I went back into the chapel. I stood
by the altar, and shouted again. There were two windows, one to
either side, high in the wall; they were unglazed, open on the
forest. If he was not too far away, he would surely hear me. But
again there was no reply.

Then, huge and silent as a ghost, a
great white owl swept in through one window and sailed across the
lamplit space. I caught a glimpse of the cruel beak, the soft
wings, the great eyes, blind and wise, then it was gone with no
more sound than a spirit makes. It was only the dillyan wen, the
white owl which haunts every tower and ruin in the country, but my
flesh crept on my bones. From outside came the long, sad, terrible
cry of the owl, and after it, like an echo, the sound of a man
moaning.

Without his moaning I would not have
found him till daylight. He was robed and hooded in black, and he
lay face down under the dark trees at the edge of the clearing,
beyond the spring. A jug fallen from his hand showed what his
errand had been. I stooped and gently turned him over.
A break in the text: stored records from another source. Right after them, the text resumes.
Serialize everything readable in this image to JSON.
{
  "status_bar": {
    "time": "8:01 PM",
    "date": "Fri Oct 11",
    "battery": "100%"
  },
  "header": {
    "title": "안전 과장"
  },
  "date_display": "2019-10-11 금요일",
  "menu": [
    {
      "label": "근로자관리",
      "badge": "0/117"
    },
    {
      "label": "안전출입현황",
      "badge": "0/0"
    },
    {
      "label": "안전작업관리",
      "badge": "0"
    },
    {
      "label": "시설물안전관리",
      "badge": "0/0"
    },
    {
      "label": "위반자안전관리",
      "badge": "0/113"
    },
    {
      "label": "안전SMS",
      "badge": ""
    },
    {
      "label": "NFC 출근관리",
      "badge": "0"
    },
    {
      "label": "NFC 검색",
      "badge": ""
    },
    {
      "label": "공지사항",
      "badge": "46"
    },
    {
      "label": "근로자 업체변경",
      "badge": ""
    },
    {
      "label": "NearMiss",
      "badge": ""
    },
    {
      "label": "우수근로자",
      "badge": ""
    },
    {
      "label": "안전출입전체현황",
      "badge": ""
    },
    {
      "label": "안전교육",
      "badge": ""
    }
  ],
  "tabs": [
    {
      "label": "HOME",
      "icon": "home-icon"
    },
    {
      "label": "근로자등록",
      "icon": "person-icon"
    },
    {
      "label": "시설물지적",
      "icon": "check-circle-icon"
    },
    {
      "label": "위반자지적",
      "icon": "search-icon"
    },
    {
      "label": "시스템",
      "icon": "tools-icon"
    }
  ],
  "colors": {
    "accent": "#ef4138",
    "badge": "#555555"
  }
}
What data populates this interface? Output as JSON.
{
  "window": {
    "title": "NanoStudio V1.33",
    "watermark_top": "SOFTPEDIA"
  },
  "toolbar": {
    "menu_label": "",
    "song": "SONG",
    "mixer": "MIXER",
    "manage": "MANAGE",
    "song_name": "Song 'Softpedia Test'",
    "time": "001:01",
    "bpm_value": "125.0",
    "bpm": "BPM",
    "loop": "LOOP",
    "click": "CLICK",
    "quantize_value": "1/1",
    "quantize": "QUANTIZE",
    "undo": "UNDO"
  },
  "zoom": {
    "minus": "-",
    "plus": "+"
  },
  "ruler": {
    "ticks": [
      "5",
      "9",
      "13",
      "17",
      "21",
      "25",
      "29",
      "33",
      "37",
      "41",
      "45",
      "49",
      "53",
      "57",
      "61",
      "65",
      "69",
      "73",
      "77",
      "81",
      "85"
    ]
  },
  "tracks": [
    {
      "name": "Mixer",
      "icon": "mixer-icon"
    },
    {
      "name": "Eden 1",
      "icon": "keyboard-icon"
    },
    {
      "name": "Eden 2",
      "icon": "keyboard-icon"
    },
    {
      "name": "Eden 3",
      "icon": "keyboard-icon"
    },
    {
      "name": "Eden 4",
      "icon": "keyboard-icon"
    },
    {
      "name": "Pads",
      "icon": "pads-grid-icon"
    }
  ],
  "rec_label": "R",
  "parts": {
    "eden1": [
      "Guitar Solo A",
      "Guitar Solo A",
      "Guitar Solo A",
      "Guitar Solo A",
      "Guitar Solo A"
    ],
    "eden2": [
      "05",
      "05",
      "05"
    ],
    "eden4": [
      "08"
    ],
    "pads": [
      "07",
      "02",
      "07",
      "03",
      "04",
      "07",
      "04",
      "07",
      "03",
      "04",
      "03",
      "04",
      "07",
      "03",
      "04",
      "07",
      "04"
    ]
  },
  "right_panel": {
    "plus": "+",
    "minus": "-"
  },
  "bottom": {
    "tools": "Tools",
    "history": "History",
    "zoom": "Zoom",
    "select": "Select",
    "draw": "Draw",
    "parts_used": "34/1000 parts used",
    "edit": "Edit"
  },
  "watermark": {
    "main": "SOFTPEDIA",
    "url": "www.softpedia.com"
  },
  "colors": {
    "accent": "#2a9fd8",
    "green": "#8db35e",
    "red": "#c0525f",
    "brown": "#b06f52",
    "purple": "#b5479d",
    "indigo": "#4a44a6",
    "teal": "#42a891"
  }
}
He was an
old man, thin and frail, with bones that felt as brittle as a
bird's. When I had made sure that none was broken, I picked him up
in my arms and carried him back indoors. His eyes were half open,
but he was still unconscious; in the lamplight I could see how one
side of his face was dragged down as if statuary had run his hand
down suddenly over the clay, blurring the outline. I put him into
his bed, wrapped warm. There was kindling left by the hearth, and
what looked like a winterstone ready among the ashes. I brought
more fuel, then made fire and, when the stone was warm, drew it
out, wrapped it in cloth, and put it to the old man's feet. For the
moment there was nothing more that could be done for him, so after
I had seen to the mare I made a meal for myself, then settled by
the dying fire to watch through the rest of the night.